International Landscape & Comparative Models

  • European Union: Leads in regulation (EU AI Act). Focuses on “risk-based” categorization.
  • USA: Leads in innovation and private investment (Google, Microsoft, OpenAI). Minimal regulation to foster growth.
  • China: Leads in state-surveillance AI and manufacturing robotics.
  • India’s Position: India advocates “AI for All”—using AI as a Digital Public Infrastructure (DPI) for social good (health, agritech), acting as a voice for the Global South.

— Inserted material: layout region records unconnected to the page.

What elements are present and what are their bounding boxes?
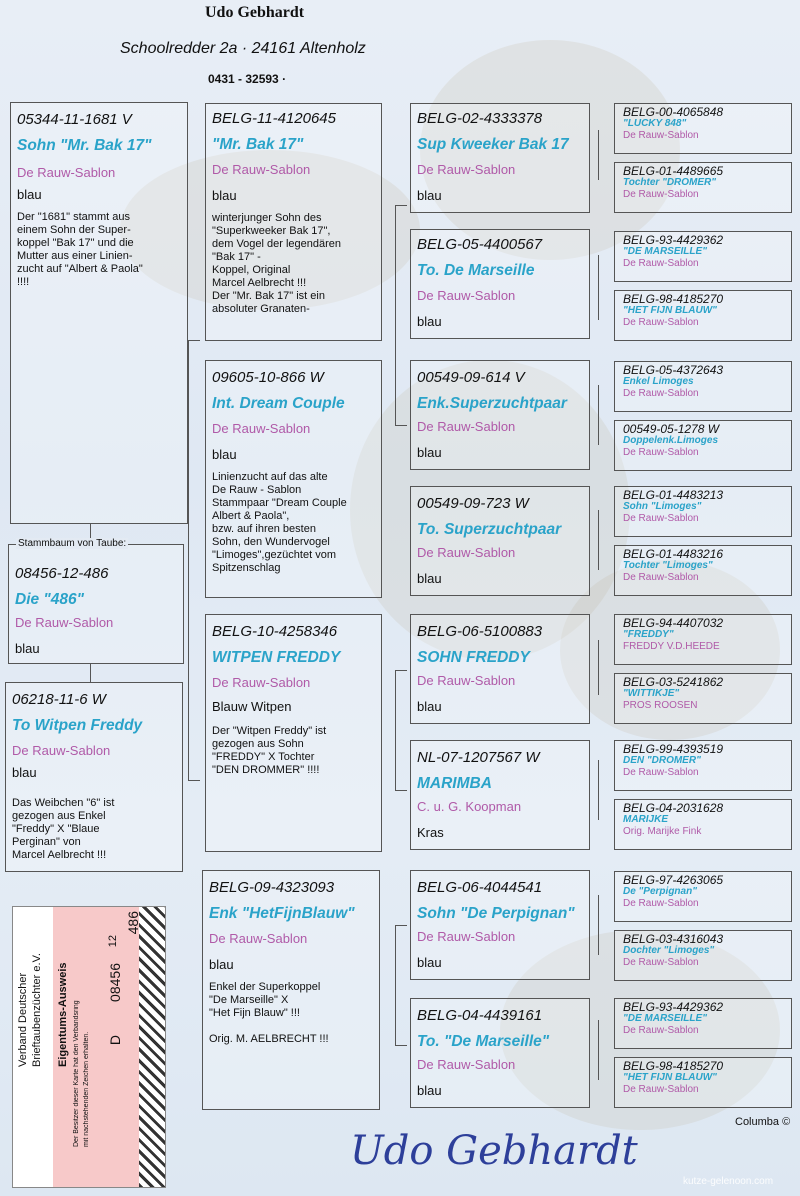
ring-number: 06218-11-6 W xyxy=(12,691,106,708)
card-org-line1: Verband Deutscher xyxy=(17,972,29,1067)
pigeon-color: blau xyxy=(417,188,442,203)
pedigree-caption: Stammbaum von Taube: xyxy=(18,538,127,549)
pigeon-color: blau xyxy=(417,955,442,970)
breeder-name: De Rauw-Sablon xyxy=(623,1084,699,1095)
connector-line xyxy=(598,760,599,820)
pigeon-color: Kras xyxy=(417,825,444,840)
breeder-name: De Rauw-Sablon xyxy=(623,447,699,458)
ancestor-box xyxy=(614,614,792,665)
connector-line xyxy=(90,664,91,682)
breeder-name: De Rauw-Sablon xyxy=(212,421,311,436)
great-grandparent-box xyxy=(410,870,590,980)
breeder-name: De Rauw-Sablon xyxy=(212,162,311,177)
ring-number: BELG-99-4393519 xyxy=(623,742,724,756)
pigeon-name: Die "486" xyxy=(15,591,84,608)
ring-number: BELG-04-2031628 xyxy=(623,801,724,815)
ring-number: BELG-00-4065848 xyxy=(623,105,724,119)
pigeon-name: To Witpen Freddy xyxy=(12,717,143,734)
connector-line xyxy=(395,925,396,1045)
ring-number: BELG-03-4316043 xyxy=(623,932,724,946)
ring-number: BELG-04-4439161 xyxy=(417,1007,543,1024)
connector-line xyxy=(598,1020,599,1080)
breeder-name: De Rauw-Sablon xyxy=(623,130,699,141)
ring-number: BELG-01-4489665 xyxy=(623,164,724,178)
great-grandparent-box xyxy=(410,360,590,470)
watermark-text: kutze-gelenoon.com xyxy=(683,1176,774,1187)
breeder-name: De Rauw-Sablon xyxy=(17,165,116,180)
grandparent-box xyxy=(205,103,382,341)
breeder-name: De Rauw-Sablon xyxy=(15,615,114,630)
ring-number: BELG-05-4400567 xyxy=(417,236,543,253)
pigeon-color: blau xyxy=(417,571,442,586)
breeder-name: Orig. Marijke Fink xyxy=(623,826,702,837)
ancestor-box xyxy=(614,231,792,282)
ancestor-box xyxy=(614,420,792,471)
ring-number: 08456-12-486 xyxy=(15,565,109,582)
ring-number: 09605-10-866 W xyxy=(212,369,324,386)
ancestor-box xyxy=(614,740,792,791)
main-pigeon-box xyxy=(8,544,184,664)
breeder-name: De Rauw-Sablon xyxy=(623,189,699,200)
great-grandparent-box xyxy=(410,998,590,1108)
pigeon-color: blau xyxy=(12,765,37,780)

Way Forward: Visionary Recommendations

  • Nuclear-AI Hybrid: Fast-track the policy for Captive SMRs (Small Nuclear Reactors) specifically for Data Centers to ensure green, reliable power.
  • “Lab-to-Land” Approach: Move beyond chat-bots. Incentivize AI startups that solve “Bharat’s problems”—water management, crop disease, and judicial pendency.
  • Algorithmic Audits: Establish an independent “AI Safety Institute” (similar to the UK model) to audit high-risk AI algorithms for bias before public release.
  • Sovereign AI Clouds: India must build its own “AI Cloud” so that sensitive government and citizen data does not reside on foreign servers.

UPSC CSE Prelims: Key Pointers 2026

  • Global Partnership on AI (GPAI): India was the Lead Chair for 2024. It is a multi-stakeholder initiative (not UN-based).
  • SMR Regulation: Nuclear power is a central subject. Only NPCIL (or JVs with PSUs) can currently operate reactors; private players cannot own reactors yet (reform debated).
  • C-DAC: The nodal agency implementing the “IndiaAI Compute Platform”.
  • Compute Unit: Measured in Petaflops or Exaflops.

UPSC Mains: Answer Writing Framework

Mock Question: “The deployment of Artificial Intelligence offers a leapfrog opportunity for India’s development but brings unique energy and ethical challenges. Discuss the need for an integrated policy framework.” (15 Marks)

Answer Structure Guidance

Introduction: Mention the “AI for Viksit Bharat” roadmap and the projected $500 Billion contribution of AI to India’s GDP by 2025.

Body Part 1 (The Opportunity):

  • Healthcare: Remote diagnostics (Qure.ai example).
  • Agriculture: Precision farming (Saagu Baagu).
  • Governance: Real-time beneficiary targeting.

Body Part 2 (The Twin Challenges):

  • Energy: The need for SMRs/Nuclear power to fuel data centers (Green AI).
  • Ethics: Deepfakes, Bias, and Data Privacy (Digital India Act).

Conclusion:
Conclude with the “AI + HI” (Artificial Intelligence + Human Intelligence) approach. Technology should be a servant to human development, not a master.

Previous Year Questions (PYQs) on Technological Developments, AI, Internet Technologies

  • Mains 2023: “Introduce the concept of Artificial Intelligence (AI). How does Al help clinical diagnosis? Do you perceive any threat to privacy of the individual in the use of Al in healthcare?”
  • Prelims 2022: Question on “Web 3.0” (Concepts of decentralization/Blockchain).
  • Prelims 2020: Question on applications of “Artificial Intelligence” (Power consumption, text-to-speech, etc.)